Ditto to this question. Can't find any evidence of any Hemlock Grove episodes any where online or on Netflix, even after "liking" their Facebook page.

Was it a local press viewing?


----------



## Zevida (Nov 8, 2003)

It was a private screening, nothing is available publicly yet.


----------



## Malcontent (Sep 5, 2004)

Bump...

'Hemlock Grove' starts airing April 19.

http://movies.netflix.com/WiMovie/Hemlock_Grove/70242310?locale=en-US



> In the shadows of a rusted Pennsylvania steel town, the mangled body of a teenage girl is discovered. As they hunt for a monster among them, rumors mount and many of the eccentric residents become suspects, from the newly arrived gypsy family to the wealthy Godfrey clan. In the twisted world of Hemlock Grove, everyone hides a dark secret. From director Eli Roth ("Hostel") comes a chilling supernatural series based on Brian McGreevy's novel.


----------



## aadam101 (Jul 15, 2002)

That was a pretty damn good trailer. I can't ever recall any werewolf transformation being that graphic.


----------



## Gary McCoy (Jun 4, 2003)

Although I found the US _House of Cards _enjoyable, I think the original BBC series is even better.

Also, it has been a year since the first season of _Lillyhammer_, where is season 2?


----------



## aadam101 (Jul 15, 2002)

Gary McCoy said:


> Although I found the US _House of Cards _enjoyable, I think the original BBC series is even better.
> 
> Also, it has been a year since the first season of _Lillyhammer_, where is season 2?


They didn't start filming until January 2013.


----------



## aadam101 (Jul 15, 2002)

Does anyone know if these shows are eligible for Emmy Awards? Do the Emmy's require that the show air on TV? 

I'm not sure they have any Emmy worthy material yet but with AD right around the corner, I'm certain they will.


----------



## Zevida (Nov 8, 2003)

Yes, anything that airs on the net is eligible. Those rules opened up a few years ago.
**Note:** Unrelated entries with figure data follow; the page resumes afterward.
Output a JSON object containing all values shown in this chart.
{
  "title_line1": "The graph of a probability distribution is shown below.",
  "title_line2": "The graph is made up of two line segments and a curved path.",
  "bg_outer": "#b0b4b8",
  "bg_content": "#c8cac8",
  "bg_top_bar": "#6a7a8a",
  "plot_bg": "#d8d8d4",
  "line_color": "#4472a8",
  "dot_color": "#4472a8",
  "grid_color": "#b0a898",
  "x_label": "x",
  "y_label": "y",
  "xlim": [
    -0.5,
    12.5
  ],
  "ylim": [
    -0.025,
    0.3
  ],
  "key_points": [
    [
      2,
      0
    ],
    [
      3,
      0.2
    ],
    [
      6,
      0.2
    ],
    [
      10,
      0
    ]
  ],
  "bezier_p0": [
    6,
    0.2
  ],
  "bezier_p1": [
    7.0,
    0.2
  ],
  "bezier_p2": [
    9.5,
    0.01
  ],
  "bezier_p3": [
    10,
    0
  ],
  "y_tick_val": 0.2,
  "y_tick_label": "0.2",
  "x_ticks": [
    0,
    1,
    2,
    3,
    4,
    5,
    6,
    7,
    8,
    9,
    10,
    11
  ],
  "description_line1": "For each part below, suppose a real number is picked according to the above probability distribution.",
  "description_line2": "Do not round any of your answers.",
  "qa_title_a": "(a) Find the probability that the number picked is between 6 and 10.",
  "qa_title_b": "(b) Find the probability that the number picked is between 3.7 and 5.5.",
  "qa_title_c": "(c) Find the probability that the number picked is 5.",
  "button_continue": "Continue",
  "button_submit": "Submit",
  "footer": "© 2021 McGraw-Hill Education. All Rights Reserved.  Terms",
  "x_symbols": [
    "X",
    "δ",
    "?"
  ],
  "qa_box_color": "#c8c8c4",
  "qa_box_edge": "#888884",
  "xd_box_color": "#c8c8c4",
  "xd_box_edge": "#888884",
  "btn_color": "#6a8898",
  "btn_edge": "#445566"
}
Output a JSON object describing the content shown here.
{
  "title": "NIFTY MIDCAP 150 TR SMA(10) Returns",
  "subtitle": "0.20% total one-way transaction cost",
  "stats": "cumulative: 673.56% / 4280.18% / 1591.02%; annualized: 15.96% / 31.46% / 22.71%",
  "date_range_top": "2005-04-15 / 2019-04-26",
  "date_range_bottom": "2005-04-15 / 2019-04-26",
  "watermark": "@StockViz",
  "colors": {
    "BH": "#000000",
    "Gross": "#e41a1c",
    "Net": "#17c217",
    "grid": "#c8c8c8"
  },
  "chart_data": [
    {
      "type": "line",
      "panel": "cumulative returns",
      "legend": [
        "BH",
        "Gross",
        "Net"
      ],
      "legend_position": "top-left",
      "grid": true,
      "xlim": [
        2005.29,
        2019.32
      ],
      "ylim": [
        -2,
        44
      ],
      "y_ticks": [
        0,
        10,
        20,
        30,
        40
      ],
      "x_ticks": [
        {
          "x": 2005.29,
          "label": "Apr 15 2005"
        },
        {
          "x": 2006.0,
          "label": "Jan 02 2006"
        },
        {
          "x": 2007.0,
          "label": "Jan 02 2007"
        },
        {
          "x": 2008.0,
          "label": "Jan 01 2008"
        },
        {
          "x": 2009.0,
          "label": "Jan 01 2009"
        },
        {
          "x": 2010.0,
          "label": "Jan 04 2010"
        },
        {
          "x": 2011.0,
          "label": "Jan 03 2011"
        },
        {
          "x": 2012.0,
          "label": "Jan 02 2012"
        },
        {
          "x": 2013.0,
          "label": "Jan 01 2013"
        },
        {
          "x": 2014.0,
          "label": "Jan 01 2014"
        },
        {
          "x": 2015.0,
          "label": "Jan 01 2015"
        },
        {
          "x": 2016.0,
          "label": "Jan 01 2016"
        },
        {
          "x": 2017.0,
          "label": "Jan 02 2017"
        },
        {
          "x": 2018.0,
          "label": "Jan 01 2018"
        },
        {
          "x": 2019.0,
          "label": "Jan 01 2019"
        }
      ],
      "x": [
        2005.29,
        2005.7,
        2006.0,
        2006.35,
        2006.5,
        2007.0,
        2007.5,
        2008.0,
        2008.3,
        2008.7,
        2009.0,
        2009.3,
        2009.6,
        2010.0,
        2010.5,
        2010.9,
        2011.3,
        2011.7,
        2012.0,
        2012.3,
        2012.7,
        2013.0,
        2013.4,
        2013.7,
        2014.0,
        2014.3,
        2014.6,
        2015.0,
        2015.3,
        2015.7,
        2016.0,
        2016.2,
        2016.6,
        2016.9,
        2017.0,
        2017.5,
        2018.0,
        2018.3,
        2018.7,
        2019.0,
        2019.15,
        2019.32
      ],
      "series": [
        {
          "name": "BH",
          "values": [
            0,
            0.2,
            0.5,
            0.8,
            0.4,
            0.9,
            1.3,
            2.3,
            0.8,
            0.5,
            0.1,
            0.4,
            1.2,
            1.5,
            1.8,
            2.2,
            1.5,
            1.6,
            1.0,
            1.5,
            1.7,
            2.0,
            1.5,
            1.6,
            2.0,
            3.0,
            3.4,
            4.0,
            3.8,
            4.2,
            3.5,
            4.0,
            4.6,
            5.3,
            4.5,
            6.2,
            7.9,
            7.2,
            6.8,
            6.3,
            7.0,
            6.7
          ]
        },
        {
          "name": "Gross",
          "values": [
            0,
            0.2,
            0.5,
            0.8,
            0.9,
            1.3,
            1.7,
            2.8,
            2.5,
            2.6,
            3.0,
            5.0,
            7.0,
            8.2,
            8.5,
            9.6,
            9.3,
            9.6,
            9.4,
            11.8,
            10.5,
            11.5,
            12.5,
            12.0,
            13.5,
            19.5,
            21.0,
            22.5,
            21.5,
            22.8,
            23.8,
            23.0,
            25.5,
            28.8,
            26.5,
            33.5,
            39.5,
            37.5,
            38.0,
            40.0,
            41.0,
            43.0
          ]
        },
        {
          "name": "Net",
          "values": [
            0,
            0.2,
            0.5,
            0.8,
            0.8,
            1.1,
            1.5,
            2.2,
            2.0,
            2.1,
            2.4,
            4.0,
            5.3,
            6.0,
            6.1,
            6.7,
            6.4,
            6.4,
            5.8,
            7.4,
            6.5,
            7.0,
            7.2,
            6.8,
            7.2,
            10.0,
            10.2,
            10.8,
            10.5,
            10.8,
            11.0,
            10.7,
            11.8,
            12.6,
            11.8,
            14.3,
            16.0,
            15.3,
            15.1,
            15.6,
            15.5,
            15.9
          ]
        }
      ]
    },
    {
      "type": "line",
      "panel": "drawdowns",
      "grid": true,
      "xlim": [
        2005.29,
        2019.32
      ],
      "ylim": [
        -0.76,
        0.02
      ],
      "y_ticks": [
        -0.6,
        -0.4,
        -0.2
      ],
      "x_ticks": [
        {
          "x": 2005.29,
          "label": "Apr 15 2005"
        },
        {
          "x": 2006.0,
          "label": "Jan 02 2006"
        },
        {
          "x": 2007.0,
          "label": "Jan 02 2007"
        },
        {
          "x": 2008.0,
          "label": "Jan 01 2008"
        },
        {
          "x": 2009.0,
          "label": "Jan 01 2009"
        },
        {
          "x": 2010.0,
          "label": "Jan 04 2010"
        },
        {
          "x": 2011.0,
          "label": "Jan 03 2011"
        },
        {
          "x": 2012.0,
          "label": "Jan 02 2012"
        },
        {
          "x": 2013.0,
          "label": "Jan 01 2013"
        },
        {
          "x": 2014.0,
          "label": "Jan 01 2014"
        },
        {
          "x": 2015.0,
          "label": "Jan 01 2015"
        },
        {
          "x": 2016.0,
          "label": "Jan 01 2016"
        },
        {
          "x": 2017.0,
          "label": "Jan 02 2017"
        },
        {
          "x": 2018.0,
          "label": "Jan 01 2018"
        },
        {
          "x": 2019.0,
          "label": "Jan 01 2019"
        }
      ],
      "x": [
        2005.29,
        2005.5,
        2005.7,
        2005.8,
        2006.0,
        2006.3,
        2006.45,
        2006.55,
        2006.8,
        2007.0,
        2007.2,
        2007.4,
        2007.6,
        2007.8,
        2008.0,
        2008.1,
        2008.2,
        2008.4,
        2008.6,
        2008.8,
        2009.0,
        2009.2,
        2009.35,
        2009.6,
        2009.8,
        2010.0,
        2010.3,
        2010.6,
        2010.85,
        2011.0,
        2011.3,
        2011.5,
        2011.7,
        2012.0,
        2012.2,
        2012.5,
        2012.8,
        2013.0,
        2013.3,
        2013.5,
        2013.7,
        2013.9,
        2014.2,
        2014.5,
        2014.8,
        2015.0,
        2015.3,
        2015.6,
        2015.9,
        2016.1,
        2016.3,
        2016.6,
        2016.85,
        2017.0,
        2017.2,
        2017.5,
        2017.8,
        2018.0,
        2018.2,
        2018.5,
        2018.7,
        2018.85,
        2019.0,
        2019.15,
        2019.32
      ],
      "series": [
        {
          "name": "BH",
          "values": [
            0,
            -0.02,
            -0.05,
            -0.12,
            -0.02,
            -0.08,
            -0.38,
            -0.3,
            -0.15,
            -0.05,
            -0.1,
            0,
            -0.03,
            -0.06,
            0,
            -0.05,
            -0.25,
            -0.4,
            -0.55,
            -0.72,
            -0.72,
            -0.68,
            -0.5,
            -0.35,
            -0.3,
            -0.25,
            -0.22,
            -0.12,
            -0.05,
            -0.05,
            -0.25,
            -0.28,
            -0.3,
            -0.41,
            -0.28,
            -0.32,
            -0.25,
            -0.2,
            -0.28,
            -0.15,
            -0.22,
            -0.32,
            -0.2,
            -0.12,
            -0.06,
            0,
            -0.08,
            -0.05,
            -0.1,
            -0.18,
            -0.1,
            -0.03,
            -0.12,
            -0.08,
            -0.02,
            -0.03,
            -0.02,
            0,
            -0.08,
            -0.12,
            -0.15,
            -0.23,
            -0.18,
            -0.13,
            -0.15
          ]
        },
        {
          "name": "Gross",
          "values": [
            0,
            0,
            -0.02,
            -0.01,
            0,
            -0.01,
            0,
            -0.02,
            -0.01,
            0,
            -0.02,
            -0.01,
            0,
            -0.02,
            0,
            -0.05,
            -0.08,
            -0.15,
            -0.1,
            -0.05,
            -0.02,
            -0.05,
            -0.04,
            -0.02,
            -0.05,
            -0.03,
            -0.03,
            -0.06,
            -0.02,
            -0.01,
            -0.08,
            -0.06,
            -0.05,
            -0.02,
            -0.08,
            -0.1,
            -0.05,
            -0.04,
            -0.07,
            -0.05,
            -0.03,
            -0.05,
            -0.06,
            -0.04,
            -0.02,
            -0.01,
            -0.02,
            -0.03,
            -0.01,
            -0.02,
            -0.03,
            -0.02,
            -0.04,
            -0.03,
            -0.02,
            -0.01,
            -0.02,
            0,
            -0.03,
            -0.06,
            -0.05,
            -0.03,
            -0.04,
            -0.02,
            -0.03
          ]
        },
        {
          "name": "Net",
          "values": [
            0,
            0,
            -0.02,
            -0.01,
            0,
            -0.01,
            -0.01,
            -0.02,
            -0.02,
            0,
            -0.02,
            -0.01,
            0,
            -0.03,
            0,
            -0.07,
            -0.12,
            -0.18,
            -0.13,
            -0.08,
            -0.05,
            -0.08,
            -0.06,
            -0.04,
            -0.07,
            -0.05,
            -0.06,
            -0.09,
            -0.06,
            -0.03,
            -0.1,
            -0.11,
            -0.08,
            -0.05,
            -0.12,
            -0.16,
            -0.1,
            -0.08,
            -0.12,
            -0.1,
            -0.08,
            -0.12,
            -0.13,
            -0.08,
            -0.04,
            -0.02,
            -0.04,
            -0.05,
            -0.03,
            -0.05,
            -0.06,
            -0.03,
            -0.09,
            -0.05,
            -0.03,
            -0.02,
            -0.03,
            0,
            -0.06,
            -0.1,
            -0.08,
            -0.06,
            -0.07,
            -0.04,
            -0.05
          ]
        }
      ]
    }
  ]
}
http://www.tvguide.com/News/How-Netflix-Internet-Might-Impact-Emmy-Awards-1061208.aspx



> Thanks to a 2008 rule change, the Academy of TV Arts and Sciences allows shows like Netflix's House of Cards and Arrested Development to be nominated for Emmys in the same categories as broadcast and cable contenders;


----------



## sharkster (Jul 3, 2004)

I'd like to see an Emmy for Kevin Spacey.


----------



## JohnB1000 (Dec 6, 2004)

Gary McCoy said:


> Although I found the US _House of Cards _enjoyable, I think the original BBC series is even better.
> 
> Also, it has been a year since the first season of _Lillyhammer_, where is season 2?


I think the BBC one is pretty crappy.


----------



## ElJay (Apr 6, 2005)

JohnB1000 said:


> I think the BBC one is pretty crappy.


I just finished it and I have to agree. The first series was OK (and the US version generally followed its arc), but the last two were ridiculous. I hope the writing does not drop off so sharply in the US version.


----------



## Lee 2.0 (Jul 10, 2012)

sharkster said:


> I'd like to see an Emmy for Kevin Spacey.


Robin Wright


----------



## Malcontent (Sep 5, 2004)

'Bloodline'



> "Bloodline" is a dramatic thriller that explores the demons lurking beneath the surface of a contemporary American family. The Rayburns are hard-working pillars of their Florida Keys community. But when the black sheep son comes home for the 45th anniversary of his parents' hotel, he threatens to expose the Rayburns' dark secrets and shameful past, pushing his siblings to the limits of family loyalty.


Should be now available on Netflix.


----------



## ADG (Aug 20, 2003)

Watched the first episode. Won't be watching the second.


----------



## JohnB1000 (Dec 6, 2004)

sharkster said:


> I'd like to see an Emmy for Kevin Spacey.





Lee 2.0 said:


> Robin Wright


If that was Robin Wright playing the President then she definitely deserves an honor.


----------



## Martha (Oct 6, 2002)

ADG said:


> Watched the first episode. Won't be watching the second.


Wow - I really liked it. Maybe because all the "kids" are my generation.

Kyle Chandler, Sissy Spacek, Sam Shepard...all good stuff.


----------



## uncdrew (Aug 6, 2002)

Malcontent said:


> 'Bloodline'
> 
> Should be now available on Netflix.


Loving it.

We got sucked right in. We like shows about dysfunctional families, and this has some unique twists on that.


----------



## mrizzo80 (Apr 17, 2012)

Bloodline is not showing up in TiVo Universal Search. It was last week because I created a 1P for it.

TiVo Support has tweeted they are working on capability to have OTT content show up in OnePass's the same day it gets released for streaming; hopefully they figure out how to do that.


----------



## coldtoes (May 29, 2002)

Someone started a thread about Bloodline not showing up in search or My Shows in the Roamio forum.


----------



## Queue (Apr 7, 2009)

I'm loving Bloodline. I think it may be Netflix's best drama yet. I can't get into this next season of House of Cards.


----------



## Dan203 (Apr 17, 2000)

Queue said:


> I can't get into this next season of House of Cards.


I loved the first two and watched them over the course of a couple of days. But I watched the first 3 episodes of season 3 a couple weeks ago and haven't gone back to finish it. I will finish it eventually, but it didn't suck me in like the first two.


----------